Projet d’autosuffisance – Understanding the Dynamic Effects of the Self-Sufficiency Project Applicant Study

Sommaire

Ce document de travail se penche sur l’impact de l’étude sur les requérantes du Projet d’autosuffisance (PAS) sur le recours à l’aide sociale. Il démontre que l’étude sur les requérantes a créé trois incitatifs : (1) un incitatif d’admissibilité visant à ce que tous les membres du groupe programme demeurent prestataires de l’aide sociale pendant un an afin de devenir admissibles au supplément,
(2) un incitatif d’établissement visant à ce que les membres du groupe de participants au programme ayant satisfait à l’exigence de la période d’attente trouvent un emploi et renoncent à l’aide sociale au cours des 12 prochains mois, et (3) un incitatif de droit au supplément visant à ce que ceux qui avaient établi leur admissibilité au PAS travaillent à temps plein et n’aient pas recours à l’aide sociale durant la période de trois ans pendant laquelle les versements du supplément étaient disponibles.
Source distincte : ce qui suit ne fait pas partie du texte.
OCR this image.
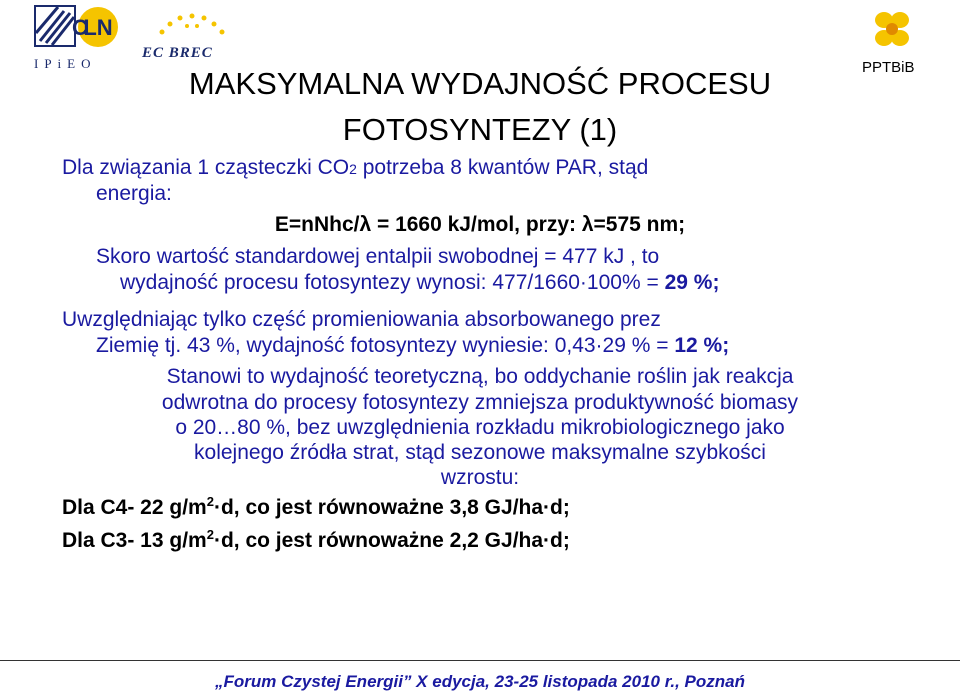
LN
C
IPiEO
EC BREC
PPTBiB
MAKSYMALNA WYDAJNOŚĆ PROCESU
FOTOSYNTEZY (1)
Dla związania 1 cząsteczki CO2 potrzeba 8 kwantów PAR, stąd
energia:
E=nNhc/λ = 1660 kJ/mol, przy: λ=575 nm;
Skoro wartość standardowej entalpii swobodnej = 477 kJ , to
wydajność procesu fotosyntezy wynosi: 477/1660·100% = 29 %;
Uwzględniając tylko część promieniowania absorbowanego prez
Ziemię tj. 43 %, wydajność fotosyntezy wyniesie: 0,43·29 % = 12 %;
Stanowi to wydajność teoretyczną, bo oddychanie roślin jak reakcja
odwrotna do procesy fotosyntezy zmniejsza produktywność biomasy
o 20…80 %, bez uwzględnienia rozkładu mikrobiologicznego jako
kolejnego źródła strat, stąd sezonowe maksymalne szybkości
wzrostu:
Dla C4- 22 $g/m^2\cdot d$, co jest równoważne 3,8 GJ/ha·d;
Dla C3- 13 $g/m^2\cdot d$, co jest równoważne 2,2 GJ/ha·d;
„Forum Czystej Energii” X edycja, 23-25 listopada 2010 r., Poznań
La quasi-totalité des personnes qui ont retardé leur abandon de l’aide sociale en raison du supplément ont renoncé à l’aide sociale de deux à trois mois après la fin de la période d’attente et ont ainsi eu droit au supplément du PAS. Le document de travail estime qu’en gros les deux tiers de l’impact culminant du PAS sur le recours à l’aide sociale était attribuable au fait que le droit au supplément était limité dans le temps. Ceux qui ont reçu des versements du supplément avaient tendance à ne pas recourir à nouveau à l’aide sociale, et ce, même après la fin des versements du supplément. Environ 60 à 90 % des effets de l’incitatif du droit au supplément sur les membres du groupe de participants au programme durant la période de trois ans pendant laquelle ils étaient admissibles au supplément ont persisté durant la période qui a immédiatement suivi la fin du droit au supplément, mais cet effet s’est estompé relativement vite.